In a guest post on Jane Friedman’s blog, Joe Ponepinto says that focusing on stories that are smaller in scope can help you tell big truths. “Many writers go about it the wrong way,” he says. “Since they want to say something big and universal, they tend to write their stories in the universal.”
Unfortunately, creating characters who embody universal subjects often results in flat, homogenous people, who represent a philosophical point rather than an actual person. The tone sounds forced and the story is predictable. So, how can you write a story that illustrates the truth you want to tell?
First, you shouldn’t try to force it, Ponepinto says. “If there is a truth in your story it will become apparent in a subtle way, allowing the reader to discover it instead of being lectured about it,” he writes. “Better to concern yourself with the smaller truths about human nature, which are just as universal, and often far more satisfying to readers because they are easier to identify with.”

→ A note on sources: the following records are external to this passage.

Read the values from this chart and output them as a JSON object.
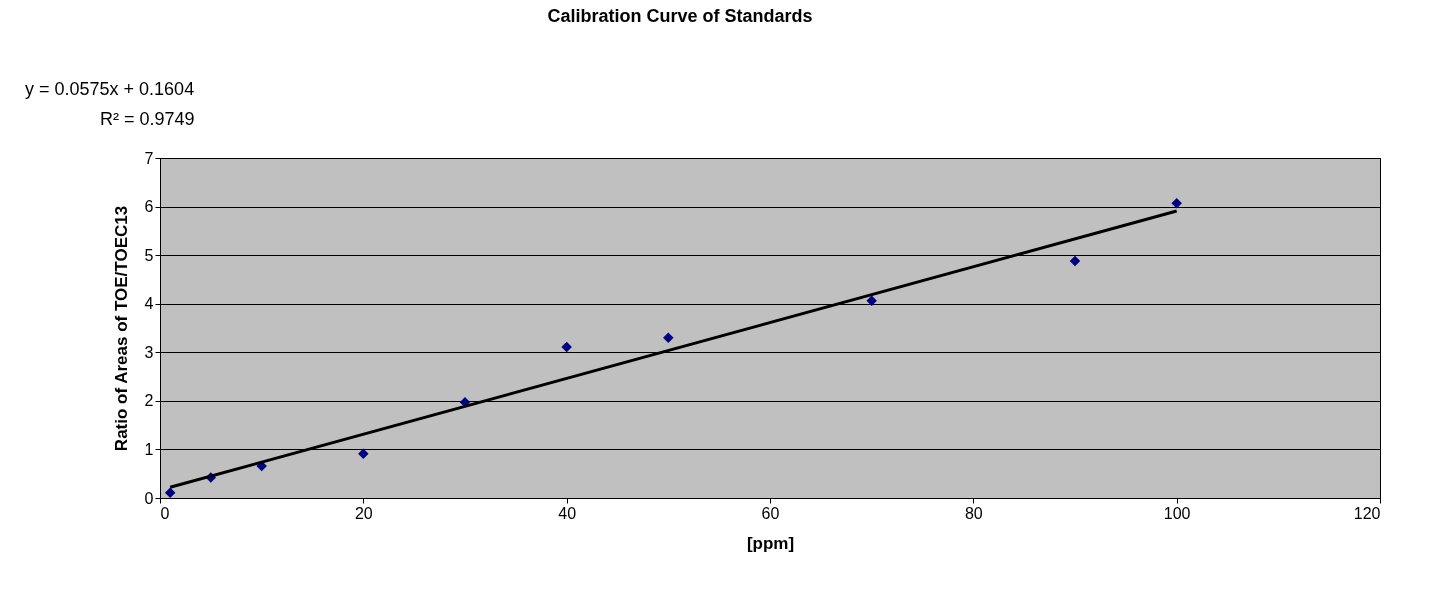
{
  "chart_data": {
    "type": "scatter",
    "title": "Calibration Curve of Standards",
    "xlabel": "[ppm]",
    "ylabel": "Ratio of Areas of TOE/TOEC13",
    "annotations": [
      "y = 0.0575x + 0.1604",
      "R² = 0.9749"
    ],
    "series": [
      {
        "color": "#000080",
        "marker": "diamond",
        "x": [
          1,
          5,
          10,
          20,
          30,
          40,
          50,
          70,
          90,
          100
        ],
        "values": [
          0.11,
          0.42,
          0.66,
          0.91,
          1.97,
          3.11,
          3.3,
          4.06,
          4.88,
          6.07
        ]
      },
      {
        "type": "line",
        "color": "#000000",
        "marker": "none",
        "line_style": "solid",
        "x": [
          1,
          100
        ],
        "values": [
          0.22,
          5.91
        ]
      }
    ],
    "xlim": [
      0,
      120
    ],
    "xticks": [
      0,
      20,
      40,
      60,
      80,
      100,
      120
    ],
    "ylim": [
      0,
      7
    ],
    "yticks": [
      0,
      1,
      2,
      3,
      4,
      5,
      6,
      7
    ],
    "grid": "y"
  }
}
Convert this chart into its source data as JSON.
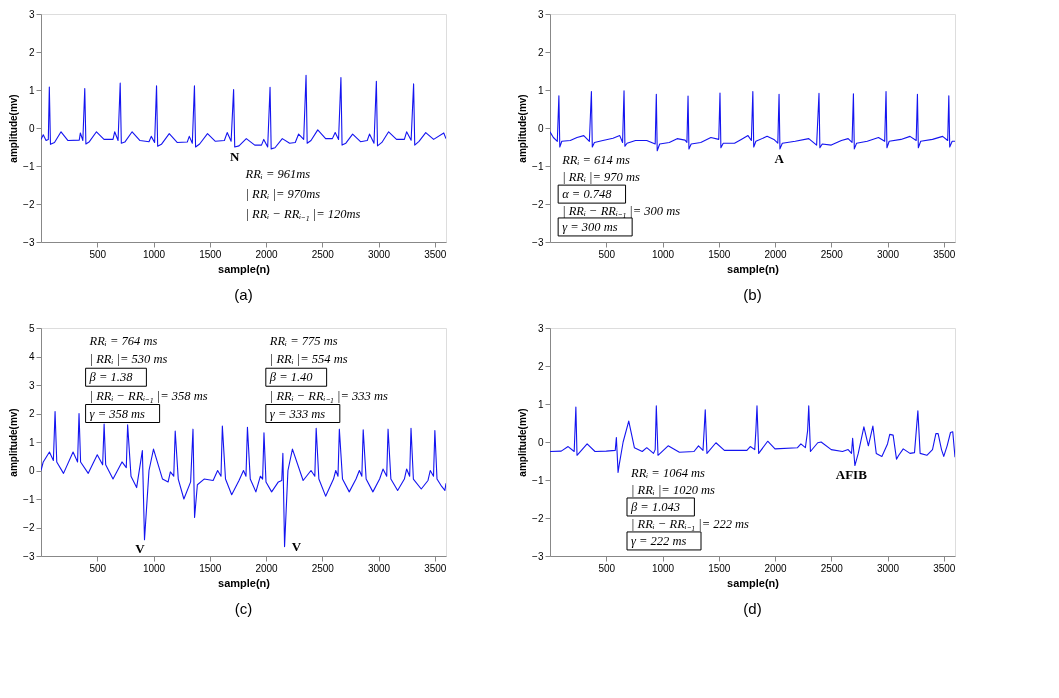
{
  "chart_data": [
    {
      "type": "line",
      "title": "(a)",
      "xlabel": "sample(n)",
      "ylabel": "amplitude(mv)",
      "xlim": [
        0,
        3600
      ],
      "xticks": [
        500,
        1000,
        1500,
        2000,
        2500,
        3000,
        3500
      ],
      "ylim": [
        -3,
        3
      ],
      "yticks": [
        -3,
        -2,
        -1,
        0,
        1,
        2,
        3
      ],
      "grid": false,
      "x": [
        0,
        20,
        45,
        65,
        74,
        84,
        120,
        178,
        240,
        340,
        350,
        372,
        389,
        399,
        430,
        493,
        560,
        640,
        655,
        685,
        704,
        714,
        745,
        810,
        880,
        960,
        980,
        1010,
        1027,
        1037,
        1070,
        1140,
        1210,
        1300,
        1318,
        1345,
        1364,
        1374,
        1410,
        1480,
        1550,
        1630,
        1655,
        1690,
        1712,
        1722,
        1760,
        1825,
        1900,
        1960,
        1980,
        2015,
        2036,
        2046,
        2080,
        2145,
        2210,
        2260,
        2290,
        2335,
        2356,
        2366,
        2400,
        2460,
        2530,
        2590,
        2615,
        2645,
        2666,
        2676,
        2710,
        2770,
        2840,
        2900,
        2920,
        2960,
        2981,
        2991,
        3030,
        3090,
        3160,
        3230,
        3250,
        3290,
        3312,
        3322,
        3360,
        3420,
        3490,
        3580,
        3600
      ],
      "series": [
        {
          "color": "#1414f0",
          "values": [
            -0.3,
            -0.18,
            -0.33,
            -0.3,
            1.08,
            -0.43,
            -0.38,
            -0.1,
            -0.33,
            -0.32,
            -0.13,
            -0.33,
            1.04,
            -0.42,
            -0.36,
            -0.1,
            -0.3,
            -0.3,
            -0.1,
            -0.33,
            1.18,
            -0.4,
            -0.37,
            -0.1,
            -0.33,
            -0.36,
            -0.22,
            -0.38,
            1.11,
            -0.48,
            -0.43,
            -0.15,
            -0.38,
            -0.37,
            -0.22,
            -0.4,
            1.11,
            -0.5,
            -0.42,
            -0.15,
            -0.35,
            -0.33,
            -0.12,
            -0.35,
            1.01,
            -0.5,
            -0.47,
            -0.28,
            -0.45,
            -0.45,
            -0.3,
            -0.5,
            1.07,
            -0.55,
            -0.52,
            -0.28,
            -0.4,
            -0.38,
            -0.16,
            -0.3,
            1.39,
            -0.4,
            -0.33,
            -0.05,
            -0.28,
            -0.28,
            -0.12,
            -0.3,
            1.33,
            -0.45,
            -0.4,
            -0.16,
            -0.36,
            -0.33,
            -0.16,
            -0.4,
            1.23,
            -0.47,
            -0.38,
            -0.1,
            -0.3,
            -0.3,
            -0.1,
            -0.32,
            1.16,
            -0.45,
            -0.35,
            -0.12,
            -0.3,
            -0.13,
            -0.28
          ]
        }
      ],
      "annotations": [
        "N",
        "RRᵢ = 961ms",
        "| RRᵢ |= 970ms",
        "| RRᵢ − RRᵢ₋₁ |= 120ms"
      ]
    },
    {
      "type": "line",
      "title": "(b)",
      "xlabel": "sample(n)",
      "ylabel": "amplitude(mv)",
      "xlim": [
        0,
        3600
      ],
      "xticks": [
        500,
        1000,
        1500,
        2000,
        2500,
        3000,
        3500
      ],
      "ylim": [
        -3,
        3
      ],
      "yticks": [
        -3,
        -2,
        -1,
        0,
        1,
        2,
        3
      ],
      "grid": false,
      "x": [
        0,
        30,
        65,
        79,
        87,
        105,
        180,
        240,
        300,
        350,
        368,
        376,
        395,
        470,
        560,
        620,
        645,
        658,
        666,
        685,
        760,
        860,
        935,
        945,
        953,
        975,
        1060,
        1130,
        1200,
        1217,
        1227,
        1235,
        1255,
        1340,
        1430,
        1500,
        1511,
        1519,
        1540,
        1640,
        1700,
        1760,
        1790,
        1803,
        1811,
        1830,
        1930,
        1990,
        2025,
        2036,
        2044,
        2065,
        2180,
        2300,
        2370,
        2391,
        2399,
        2420,
        2500,
        2590,
        2650,
        2685,
        2697,
        2705,
        2725,
        2820,
        2920,
        2975,
        2987,
        2995,
        3015,
        3120,
        3200,
        3255,
        3266,
        3274,
        3295,
        3400,
        3490,
        3535,
        3545,
        3553,
        3575,
        3600
      ],
      "series": [
        {
          "color": "#1414f0",
          "values": [
            -0.1,
            -0.25,
            -0.35,
            0.85,
            -0.5,
            -0.35,
            -0.33,
            -0.25,
            -0.2,
            -0.35,
            0.96,
            -0.5,
            -0.38,
            -0.33,
            -0.27,
            -0.2,
            -0.38,
            0.98,
            -0.48,
            -0.4,
            -0.33,
            -0.33,
            -0.42,
            0.89,
            -0.6,
            -0.42,
            -0.38,
            -0.28,
            -0.32,
            -0.38,
            0.84,
            -0.55,
            -0.42,
            -0.38,
            -0.25,
            -0.3,
            0.92,
            -0.52,
            -0.4,
            -0.4,
            -0.3,
            -0.2,
            -0.33,
            0.96,
            -0.5,
            -0.35,
            -0.22,
            -0.3,
            -0.4,
            0.89,
            -0.55,
            -0.4,
            -0.35,
            -0.28,
            -0.45,
            0.91,
            -0.52,
            -0.42,
            -0.45,
            -0.33,
            -0.28,
            -0.38,
            0.9,
            -0.55,
            -0.4,
            -0.35,
            -0.25,
            -0.35,
            0.96,
            -0.52,
            -0.35,
            -0.3,
            -0.22,
            -0.33,
            0.89,
            -0.52,
            -0.35,
            -0.3,
            -0.22,
            -0.33,
            0.85,
            -0.5,
            -0.35,
            -0.35
          ]
        }
      ],
      "annotations": [
        "A",
        "RRᵢ = 614 ms",
        "| RRᵢ |= 970 ms",
        "α = 0.748",
        "| RRᵢ − RRᵢ₋₁ |= 300 ms",
        "γ = 300 ms"
      ]
    },
    {
      "type": "line",
      "title": "(c)",
      "xlabel": "sample(n)",
      "ylabel": "amplitude(mv)",
      "xlim": [
        0,
        3600
      ],
      "xticks": [
        500,
        1000,
        1500,
        2000,
        2500,
        3000,
        3500
      ],
      "ylim": [
        -3,
        5
      ],
      "yticks": [
        -3,
        -2,
        -1,
        0,
        1,
        2,
        3,
        4,
        5
      ],
      "grid": false,
      "x": [
        0,
        20,
        75,
        110,
        125,
        140,
        200,
        285,
        325,
        338,
        352,
        420,
        500,
        548,
        561,
        575,
        640,
        720,
        758,
        770,
        800,
        850,
        901,
        920,
        960,
        1000,
        1080,
        1130,
        1150,
        1180,
        1193,
        1220,
        1270,
        1330,
        1351,
        1365,
        1390,
        1450,
        1530,
        1570,
        1600,
        1612,
        1640,
        1695,
        1760,
        1800,
        1822,
        1835,
        1860,
        1910,
        1950,
        1970,
        1982,
        2000,
        2050,
        2110,
        2140,
        2150,
        2165,
        2195,
        2235,
        2330,
        2400,
        2434,
        2446,
        2470,
        2530,
        2600,
        2620,
        2640,
        2652,
        2680,
        2740,
        2800,
        2830,
        2852,
        2864,
        2890,
        2950,
        3010,
        3040,
        3073,
        3085,
        3110,
        3170,
        3230,
        3250,
        3277,
        3289,
        3310,
        3380,
        3440,
        3460,
        3489,
        3501,
        3520,
        3560,
        3590,
        3600
      ],
      "series": [
        {
          "color": "#1414f0",
          "values": [
            0.0,
            0.3,
            0.65,
            0.35,
            2.07,
            0.3,
            -0.1,
            0.65,
            0.3,
            2.0,
            0.3,
            -0.1,
            0.55,
            0.2,
            1.63,
            0.2,
            -0.3,
            0.3,
            0.1,
            1.6,
            -0.2,
            -0.6,
            0.7,
            -2.43,
            0.0,
            0.75,
            -0.3,
            -0.4,
            -0.05,
            -0.2,
            1.38,
            -0.3,
            -1.0,
            -0.4,
            1.45,
            -1.65,
            -0.5,
            -0.3,
            -0.35,
            0.0,
            -0.2,
            1.56,
            -0.3,
            -0.85,
            -0.35,
            0.0,
            -0.2,
            1.52,
            -0.3,
            -0.75,
            -0.2,
            -0.3,
            1.32,
            -0.4,
            -0.75,
            -0.4,
            -0.35,
            0.6,
            -2.67,
            0.0,
            0.75,
            -0.35,
            0.0,
            -0.2,
            1.48,
            -0.3,
            -0.9,
            -0.3,
            0.0,
            -0.2,
            1.45,
            -0.3,
            -0.75,
            -0.3,
            0.0,
            -0.2,
            1.43,
            -0.3,
            -0.75,
            -0.3,
            0.05,
            -0.2,
            1.45,
            -0.3,
            -0.7,
            -0.3,
            0.05,
            -0.2,
            1.48,
            -0.3,
            -0.65,
            -0.35,
            0.0,
            -0.2,
            1.4,
            -0.3,
            -0.55,
            -0.7,
            -0.45
          ]
        }
      ],
      "annotations": [
        "V",
        "V",
        "RRᵢ = 764 ms",
        "| RRᵢ |= 530 ms",
        "β = 1.38",
        "| RRᵢ − RRᵢ₋₁ |= 358 ms",
        "γ = 358 ms",
        "RRᵢ = 775 ms",
        "| RRᵢ |= 554 ms",
        "β = 1.40",
        "| RRᵢ − RRᵢ₋₁ |= 333 ms",
        "γ = 333 ms"
      ]
    },
    {
      "type": "line",
      "title": "(d)",
      "xlabel": "sample(n)",
      "ylabel": "amplitude(mv)",
      "xlim": [
        0,
        3600
      ],
      "xticks": [
        500,
        1000,
        1500,
        2000,
        2500,
        3000,
        3500
      ],
      "ylim": [
        -3,
        3
      ],
      "yticks": [
        -3,
        -2,
        -1,
        0,
        1,
        2,
        3
      ],
      "grid": false,
      "x": [
        0,
        100,
        161,
        215,
        230,
        240,
        330,
        400,
        500,
        580,
        590,
        605,
        615,
        650,
        700,
        750,
        820,
        860,
        920,
        935,
        945,
        960,
        1050,
        1150,
        1280,
        1320,
        1360,
        1370,
        1380,
        1395,
        1475,
        1550,
        1750,
        1780,
        1820,
        1830,
        1840,
        1855,
        1935,
        2000,
        2200,
        2230,
        2270,
        2290,
        2300,
        2315,
        2380,
        2410,
        2500,
        2600,
        2650,
        2680,
        2690,
        2710,
        2740,
        2790,
        2830,
        2870,
        2900,
        2950,
        3000,
        3020,
        3050,
        3080,
        3100,
        3140,
        3200,
        3240,
        3270,
        3290,
        3350,
        3400,
        3430,
        3450,
        3480,
        3500,
        3530,
        3560,
        3580,
        3600
      ],
      "series": [
        {
          "color": "#1414f0",
          "values": [
            -0.25,
            -0.24,
            -0.12,
            -0.25,
            0.92,
            -0.35,
            -0.05,
            -0.25,
            -0.24,
            -0.22,
            0.12,
            -0.8,
            -0.6,
            0.0,
            0.55,
            -0.15,
            -0.25,
            -0.15,
            -0.3,
            -0.2,
            0.95,
            -0.35,
            -0.1,
            -0.27,
            -0.25,
            -0.1,
            -0.22,
            0.3,
            0.85,
            -0.3,
            -0.02,
            -0.22,
            -0.22,
            -0.12,
            -0.2,
            0.3,
            0.95,
            -0.3,
            0.02,
            -0.18,
            -0.15,
            -0.05,
            -0.15,
            0.3,
            0.95,
            -0.25,
            -0.02,
            0.0,
            -0.2,
            -0.25,
            -0.2,
            -0.3,
            0.1,
            -0.62,
            -0.3,
            0.4,
            -0.1,
            0.42,
            -0.3,
            -0.38,
            -0.05,
            0.2,
            0.18,
            -0.45,
            -0.35,
            -0.18,
            -0.3,
            -0.28,
            0.82,
            -0.3,
            -0.35,
            -0.2,
            0.22,
            0.22,
            -0.2,
            -0.38,
            -0.1,
            0.25,
            0.27,
            -0.4
          ]
        }
      ],
      "annotations": [
        "AFIB",
        "RRᵢ = 1064 ms",
        "| RRᵢ |= 1020 ms",
        "β = 1.043",
        "| RRᵢ − RRᵢ₋₁ |= 222 ms",
        "γ = 222 ms"
      ]
    }
  ]
}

Ponepinto recommends focusing on character first and portraying your setting and story through their senses, emotions, and interpretations. “By expressing the world in specific terms that are natural to the character, the writer creates a sense of identity not with what the character sees, but with what it means, and the fact that we all have a similar need to find value in our ways of living begins to bridge the divides of place and status and race and sexual orientation and our other differences,” he says. “Offering those details in generalized terms that are disconnected from character doesn’t do that.”